Member loans came in second, accounting for 21 percent of the total investment income. Income from member loans also dropped to P6.71 billion in 2020 from P8.97 billion in 2019. It also posted a 6.82 percent ROI last year.

The combined income from government securities and member loans already comprise more than half of the total SSS investment earnings last year with P20.42 billion, Capulong said.

“Properties are also generating good returns for the funds of our members as it recorded the highest ROI last year among SSS investments at 9.17 percent. About 16 percent of the entire SSS investment income came from properties that contributed P5.08 billion, which remains a major component in our investment strategies,” Capulong stated.

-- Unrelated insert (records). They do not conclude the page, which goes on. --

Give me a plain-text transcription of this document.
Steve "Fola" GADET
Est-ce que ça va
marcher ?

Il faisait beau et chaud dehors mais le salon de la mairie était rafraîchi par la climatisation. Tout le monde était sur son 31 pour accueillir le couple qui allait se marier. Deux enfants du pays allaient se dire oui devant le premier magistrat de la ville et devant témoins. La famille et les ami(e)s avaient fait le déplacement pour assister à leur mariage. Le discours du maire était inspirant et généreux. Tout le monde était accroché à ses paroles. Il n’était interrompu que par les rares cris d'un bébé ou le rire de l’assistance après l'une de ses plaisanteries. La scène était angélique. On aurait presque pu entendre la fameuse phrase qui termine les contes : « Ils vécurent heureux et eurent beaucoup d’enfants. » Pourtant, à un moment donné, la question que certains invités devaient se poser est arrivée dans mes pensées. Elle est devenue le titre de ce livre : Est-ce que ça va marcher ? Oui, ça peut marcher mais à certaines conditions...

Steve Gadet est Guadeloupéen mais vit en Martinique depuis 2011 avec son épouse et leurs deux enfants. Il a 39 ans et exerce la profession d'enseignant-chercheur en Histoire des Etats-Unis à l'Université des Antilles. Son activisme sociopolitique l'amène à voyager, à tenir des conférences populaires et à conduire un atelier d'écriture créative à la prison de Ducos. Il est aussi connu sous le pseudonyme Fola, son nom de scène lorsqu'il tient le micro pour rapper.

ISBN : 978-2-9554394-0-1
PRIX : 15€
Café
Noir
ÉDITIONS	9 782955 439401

The P589-billion SSS investment portfolio is broken down as follows: government securities (41.86 percent), member loans (19.09 percent), equities (16.73 percent), properties (10.06 percent), corporate notes and bonds (5.83 percent), bank deposits (2.80 percent), external funds (2.17 percent) and housing and development loans (1.46 percent).

Ignacio said they can only invest their reserve fund on types of investment prescribed under Republic Act 11199 or the Social Security Act of 2018.

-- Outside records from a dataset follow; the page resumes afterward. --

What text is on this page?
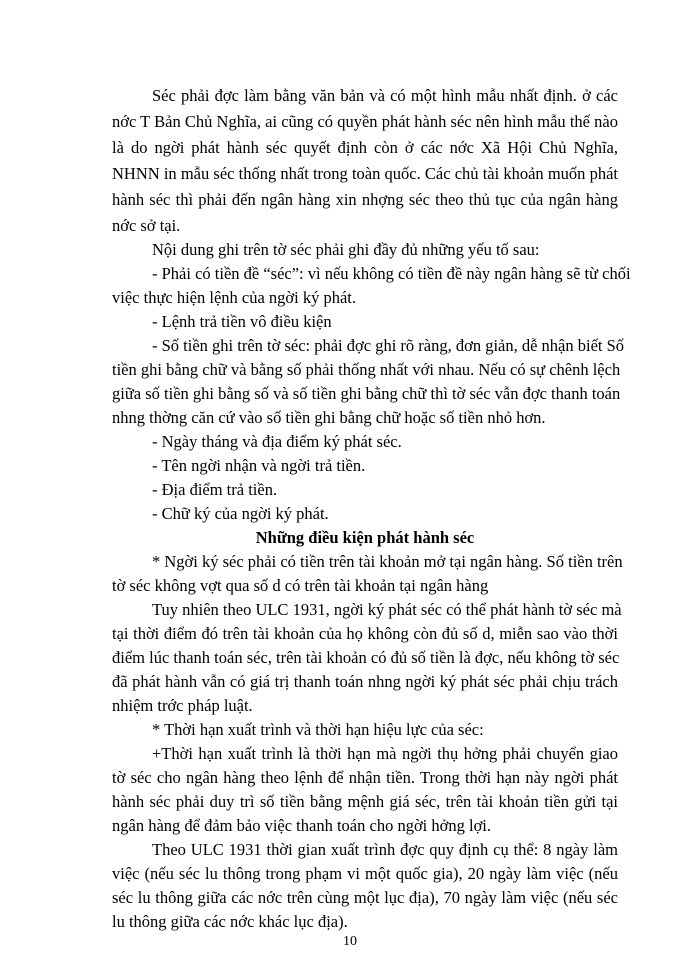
10
Séc phải đợc làm bằng văn bản và có một hình mẫu nhất định. ở các
nớc T Bản Chủ Nghĩa, ai cũng có quyền phát hành séc nên hình mẫu thế nào
là do ngời phát hành séc quyết định còn ở các nớc Xã Hội Chủ Nghĩa,
NHNN in mẫu séc thống nhất trong toàn quốc. Các chủ tài khoản muốn phát
hành séc thì phải đến ngân hàng xin nhợng séc theo thủ tục của ngân hàng
nớc sở tại.
Nội dung ghi trên tờ séc phải ghi đầy đủ những yếu tố sau:
- Phải có tiền đề “séc”: vì nếu không có tiền đề này ngân hàng sẽ từ chối
việc thực hiện lệnh của ngời ký phát.
- Lệnh trả tiền vô điều kiện
- Số tiền ghi trên tờ séc: phải đợc ghi rõ ràng, đơn giản, dễ nhận biết Số
tiền ghi bằng chữ và bằng số phải thống nhất với nhau. Nếu có sự chênh lệch
giữa số tiền ghi bằng số và số tiền ghi bằng chữ thì tờ séc vẫn đợc thanh toán
nhng thờng căn cứ vào số tiền ghi bằng chữ hoặc số tiền nhỏ hơn.
- Ngày tháng và địa điểm ký phát séc.
- Tên ngời nhận và ngời trả tiền.
- Địa điểm trả tiền.
- Chữ ký của ngời ký phát.
Những điều kiện phát hành séc
* Ngời ký séc phải có tiền trên tài khoản mở tại ngân hàng. Số tiền trên
tờ séc không vợt qua số d có trên tài khoản tại ngân hàng
Tuy nhiên theo ULC 1931, ngời ký phát séc có thể phát hành tờ séc mà
tại thời điểm đó trên tài khoản của họ không còn đủ số d, miễn sao vào thời
điểm lúc thanh toán séc, trên tài khoản có đủ số tiền là đợc, nếu không tờ séc
đã phát hành vẫn có giá trị thanh toán nhng ngời ký phát séc phải chịu trách
nhiệm trớc pháp luật.
* Thời hạn xuất trình và thời hạn hiệu lực của séc:
+Thời hạn xuất trình là thời hạn mà ngời thụ hởng phải chuyển giao
tờ séc cho ngân hàng theo lệnh để nhận tiền. Trong thời hạn này ngời phát
hành séc phải duy trì số tiền bằng mệnh giá séc, trên tài khoản tiền gửi tại
ngân hàng để đảm bảo việc thanh toán cho ngời hởng lợi.
Theo ULC 1931 thời gian xuất trình đợc quy định cụ thể: 8 ngày làm
việc (nếu séc lu thông trong phạm vi một quốc gia), 20 ngày làm việc (nếu
séc lu thông giữa các nớc trên cùng một lục địa), 70 ngày làm việc (nếu séc
lu thông giữa các nớc khác lục địa).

The law specified the limitations on the investment reserve funds that can be allotted per type of investment of which 60 percent in private securities, 5 percent in housing, 30 percent in real estate-related investments, 25 percent in short and medium-term member loans, 30 percent in government financial institutions and corporations, 15 percent in any particular industry, 15 percent in foreign-currency-denominated investments, 5 percent in private-sponsored infrastructure projects without guarantee, 5 percent in private and government-sponsored infrastructure projects with guarantee, and 5 percent in private and government-sponsored infrastructure projects.

Preliminary data also showed member contributions to SSS dropped by 7.1 percent to P204.75 billion in 2020 from previous year’s collection of P220.38 billion. It was also 17 percent below 2020 target of SSS at P246.83 billion, the Department of Finance earlier said.

The drop was attributed to 1.5 million members being unable to pay their contributions because of job losses.

Unemployment insurance benefit claims last year also rose nearly 10-fold to P1.71 billion with 136,000 beneficiaries from only P178 million in 2019 availed by 15,000 claimants.